What would the people who saw this portrait think? Would they see Finwe’s happy family or would they see Feanor’s blaring, uncomfortable intrusion upon what gods and men declared to be a better order of things? Father wanted him to belong here, but he didn’t.
He just didn’t.
You could almost be her son. But you’re not.
A painless exercise. Painless, painless, painless, for them. Silent, still Feanor, a happy accessory to the triumphant union of Finwe and Indis, a grateful stray dog permitted to drink from the bowls provided by Indis’s family.
This exercise was just meant to capture the image of all Finwe loved, nothing more. Don’t think too hard about it, Feanor. You might make the children unhappy.
You could almost be her son. But you’re not.
You should pretend you are, though. That’ll make them like you.
Because they did so disdain him, most of the time. They disliked how he glared at their mother and started fights at family dinners and ignored them in the hallways. Why shouldn’t they? Feanor would hate a person who did those things to his family, too.
He just couldn’t stop, though. He wanted to, sometimes, when the exhaustion and loneliness caught up, and then he remembered that he wasn’t Indis’s son and never would be, and remembering that made him angry. Wouldn’t it just be so damn convenient for them all if he was almost her son?
But he wasn’t.
He was Miriel’s son. That was her name. He had no portrait with her. He loved her.
He loved Miriel, but it was Indis he posed with and-
When the session was done, Feanor jerked away from his father and shoved his way past Lalwen. As he went, Indis looked up at him, caught his eye, and he couldn’t help the sneer that crossed his face.
He hoped that was painless enough for her.

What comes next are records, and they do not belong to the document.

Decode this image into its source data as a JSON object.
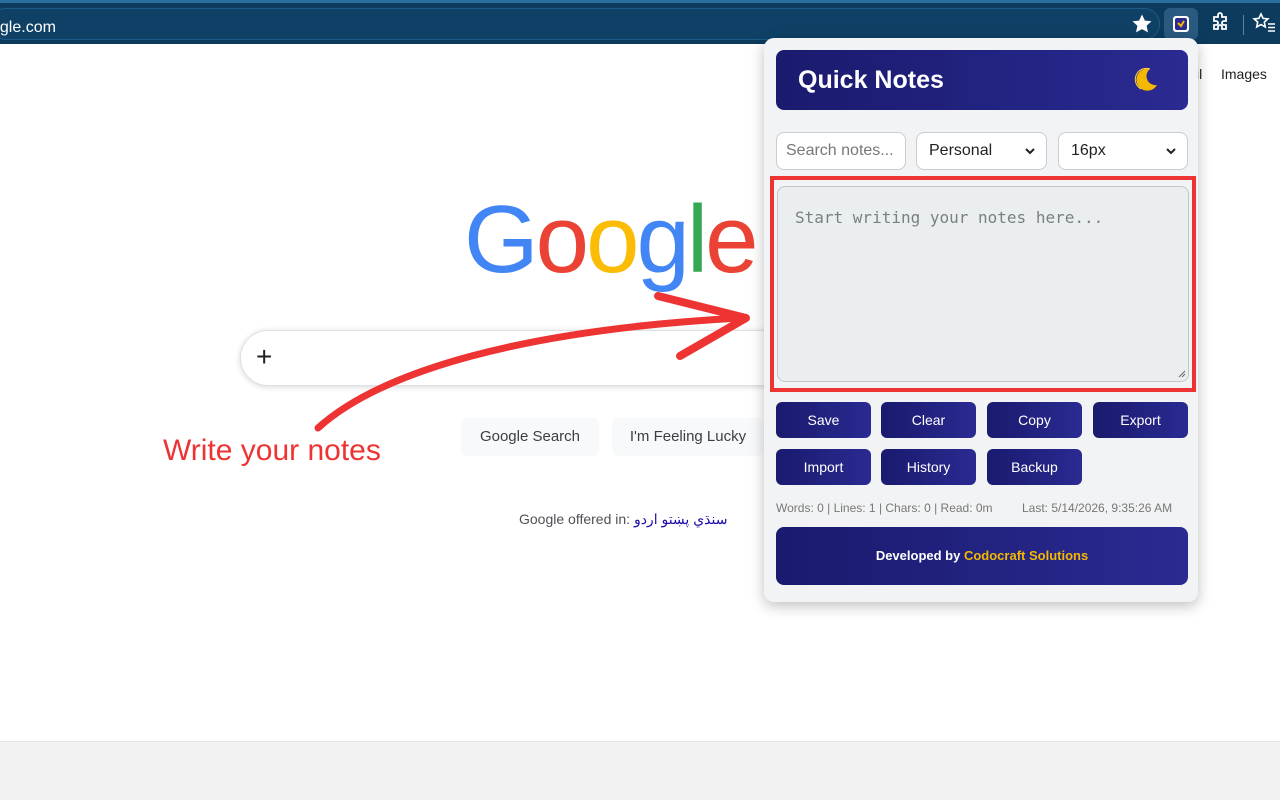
{
  "browser": {
    "url": "ogle.com"
  },
  "google": {
    "top_links": {
      "gmail_partial": "il",
      "images": "Images"
    },
    "logo": [
      "G",
      "o",
      "o",
      "g",
      "l",
      "e"
    ],
    "logo_colors": [
      "#4285f4",
      "#ea4335",
      "#fbbc05",
      "#4285f4",
      "#34a853",
      "#ea4335"
    ],
    "search_add": "+",
    "search_button": "Google Search",
    "lucky_button": "I'm Feeling Lucky",
    "offered_in_label": "Google offered in:",
    "offered_in_langs": "سنڌي پښتو اردو"
  },
  "annotation": {
    "text": "Write your notes",
    "color": "#ee3333"
  },
  "popup": {
    "title": "Quick Notes",
    "theme_icon": "moon-icon",
    "search_placeholder": "Search notes...",
    "category": "Personal",
    "font_size": "16px",
    "note_placeholder": "Start writing your notes here...",
    "buttons": {
      "save": "Save",
      "clear": "Clear",
      "copy": "Copy",
      "export": "Export",
      "import": "Import",
      "history": "History",
      "backup": "Backup"
    },
    "stats": "Words: 0 | Lines: 1 | Chars: 0 | Read: 0m",
    "last_saved": "Last: 5/14/2026, 9:35:26 AM",
    "footer_prefix": "Developed by",
    "footer_brand": "Codocraft Solutions",
    "accent_color": "#1a1a6e",
    "brand_color": "#f5b800"
  }
}
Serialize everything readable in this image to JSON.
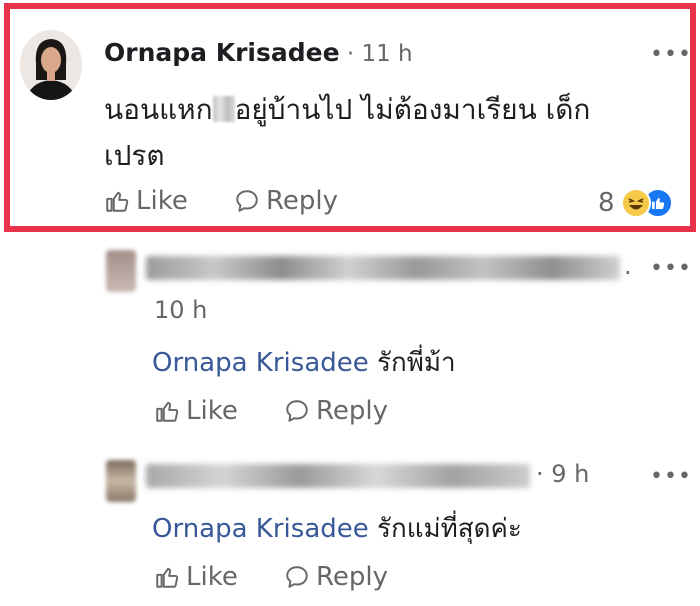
{
  "main_comment": {
    "author": "Ornapa Krisadee",
    "separator": " · ",
    "time": "11 h",
    "text_part1": "นอนแหก",
    "text_part2": "อยู่บ้านไป ไม่ต้องมาเรียน เด็ก",
    "text_part3": "เปรต",
    "like_label": "Like",
    "reply_label": "Reply",
    "reaction_count": "8",
    "more_label": "•••"
  },
  "replies": [
    {
      "time": "10 h",
      "mention": "Ornapa Krisadee",
      "text": "รักพี่ม้า",
      "like_label": "Like",
      "reply_label": "Reply",
      "more_label": "•••",
      "trailing": "."
    },
    {
      "time": "· 9 h",
      "mention": "Ornapa Krisadee",
      "text": "รักแม่ที่สุดค่ะ",
      "like_label": "Like",
      "reply_label": "Reply",
      "more_label": "•••"
    }
  ],
  "colors": {
    "highlight_border": "#e8334a",
    "mention": "#385898",
    "meta": "#65676b",
    "like_blue": "#1877f2",
    "haha_yellow": "#f7c948"
  }
}
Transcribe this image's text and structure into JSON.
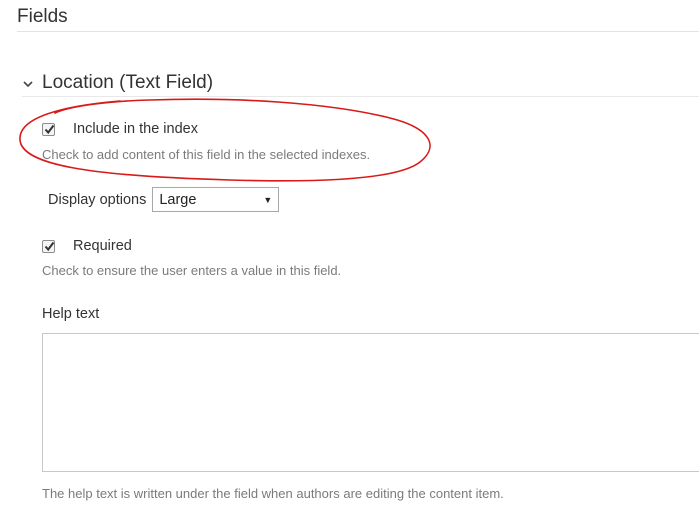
{
  "page": {
    "title": "Fields"
  },
  "section": {
    "title": "Location (Text Field)",
    "icon": "chevron-down-icon"
  },
  "include_in_index": {
    "label": "Include in the index",
    "checked": true,
    "hint": "Check to add content of this field in the selected indexes."
  },
  "display_options": {
    "label": "Display options",
    "selected": "Large"
  },
  "required": {
    "label": "Required",
    "checked": true,
    "hint": "Check to ensure the user enters a value in this field."
  },
  "help_text": {
    "label": "Help text",
    "value": "",
    "hint": "The help text is written under the field when authors are editing the content item."
  },
  "colors": {
    "annotation": "#d81a1a",
    "text": "#333333",
    "hint": "#7b7b7b"
  }
}
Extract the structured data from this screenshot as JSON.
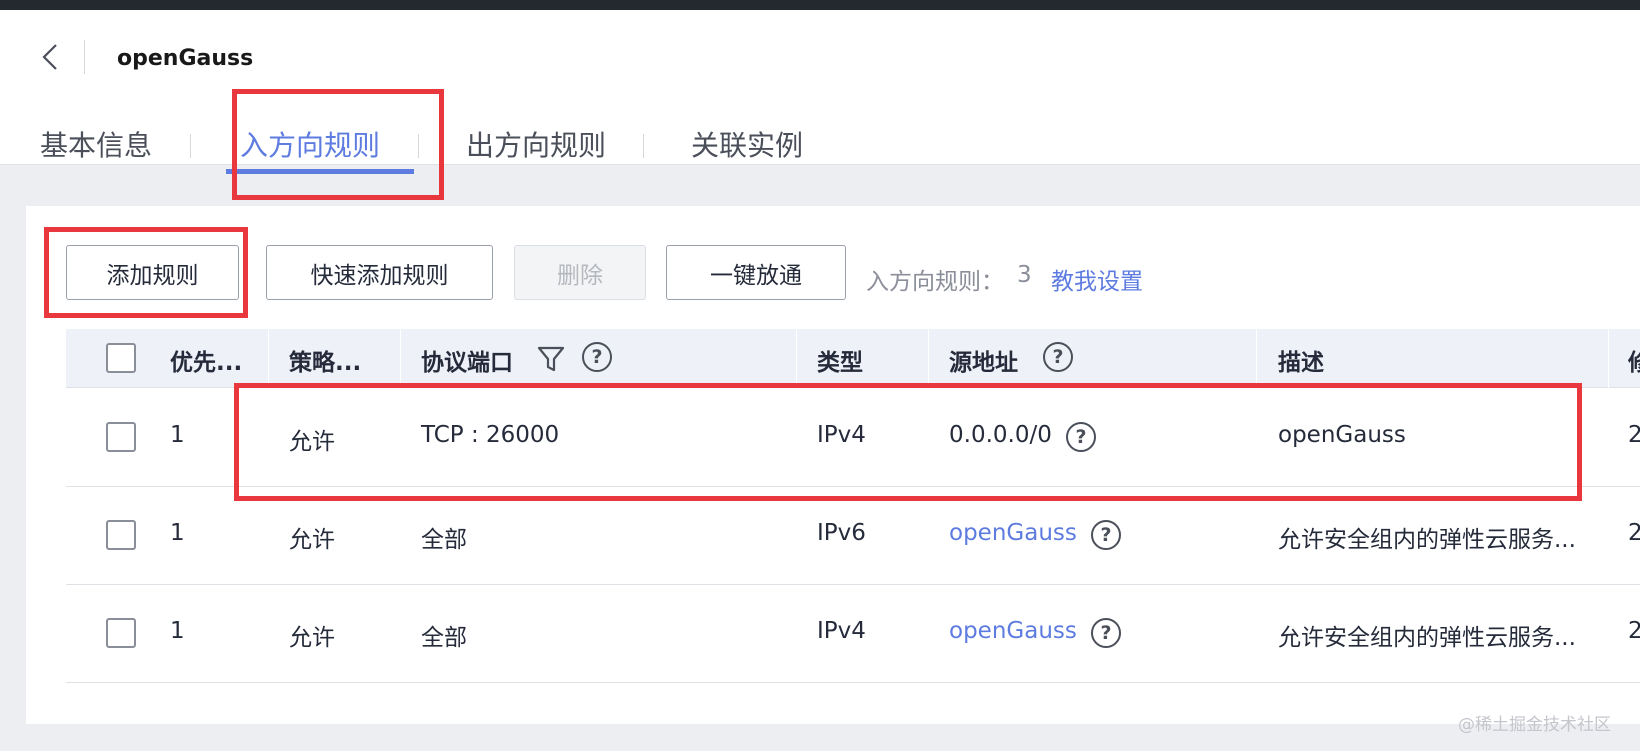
{
  "header": {
    "title": "openGauss",
    "back_icon": "chevron-left-icon"
  },
  "tabs": [
    {
      "label": "基本信息",
      "active": false
    },
    {
      "label": "入方向规则",
      "active": true
    },
    {
      "label": "出方向规则",
      "active": false
    },
    {
      "label": "关联实例",
      "active": false
    }
  ],
  "toolbar": {
    "add_rule": "添加规则",
    "quick_add_rule": "快速添加规则",
    "delete": "删除",
    "one_click_allow": "一键放通",
    "count_label": "入方向规则：",
    "count_value": "3",
    "help_link": "教我设置"
  },
  "table": {
    "columns": [
      "优先...",
      "策略...",
      "协议端口",
      "类型",
      "源地址",
      "描述",
      "修"
    ],
    "rows": [
      {
        "priority": "1",
        "policy": "允许",
        "protocol_port": "TCP : 26000",
        "type": "IPv4",
        "source": "0.0.0.0/0",
        "source_is_link": false,
        "description": "openGauss",
        "extra": "2"
      },
      {
        "priority": "1",
        "policy": "允许",
        "protocol_port": "全部",
        "type": "IPv6",
        "source": "openGauss",
        "source_is_link": true,
        "description": "允许安全组内的弹性云服务...",
        "extra": "2"
      },
      {
        "priority": "1",
        "policy": "允许",
        "protocol_port": "全部",
        "type": "IPv4",
        "source": "openGauss",
        "source_is_link": true,
        "description": "允许安全组内的弹性云服务...",
        "extra": "2"
      }
    ]
  },
  "colors": {
    "accent": "#5e7ce0",
    "highlight": "#e8383d",
    "header_row_bg": "#eef1f8"
  },
  "watermark": "@稀土掘金技术社区"
}
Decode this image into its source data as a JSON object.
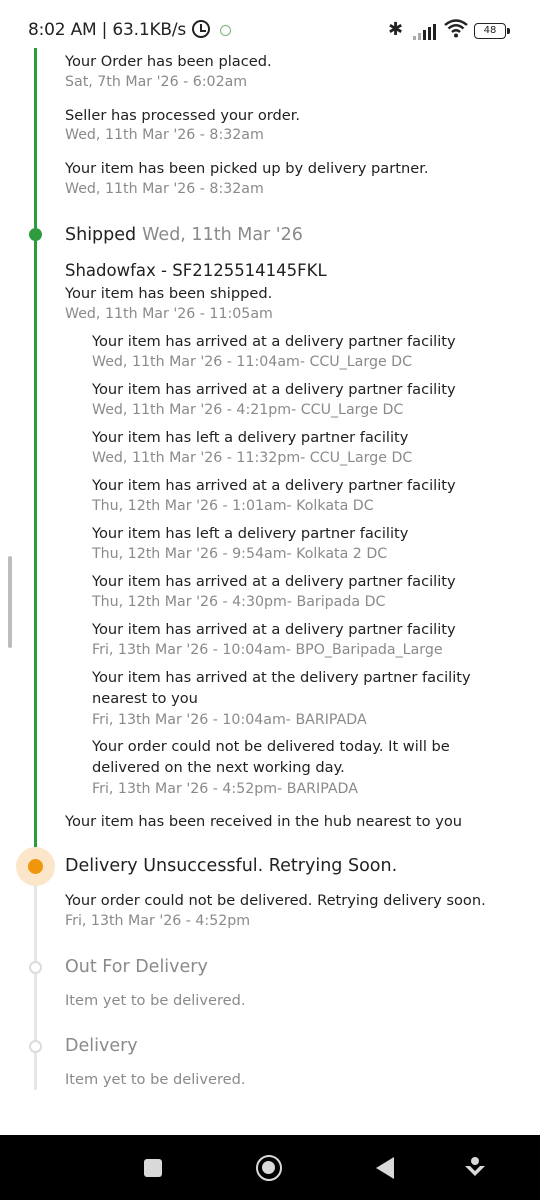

When he returned to his chamber, he went to the wash room and heaved in the pot there. The gagging and retching made wetness prick his eyes, and the sudden tightness of throat made him choke all the harder. The sickness and heaving stayed long past when there was anything in his stomach to lose.
No one came. Feanor hoped maybe Father would, but really, why would he? Feanor had been mostly good, just a little rudeness wasn’t worth either reprimand or comfort.
No, they were together. Maybe admiring their portrait, happy and pleased, or complaining about his behavior again. Really, why couldnt that Curufinwe just accept nice things?
I need to get out of here, Feanor thought, face and body wet with both sweat and tears. I need to leave this place.
He was a good son, and he could do anything else his father wanted but betray his mother any more.
Feanor couldn’t pose as Indis’s son even a second longer. He would destroy himself, if he had to think one more time-
You could almost be her son. But you’re not.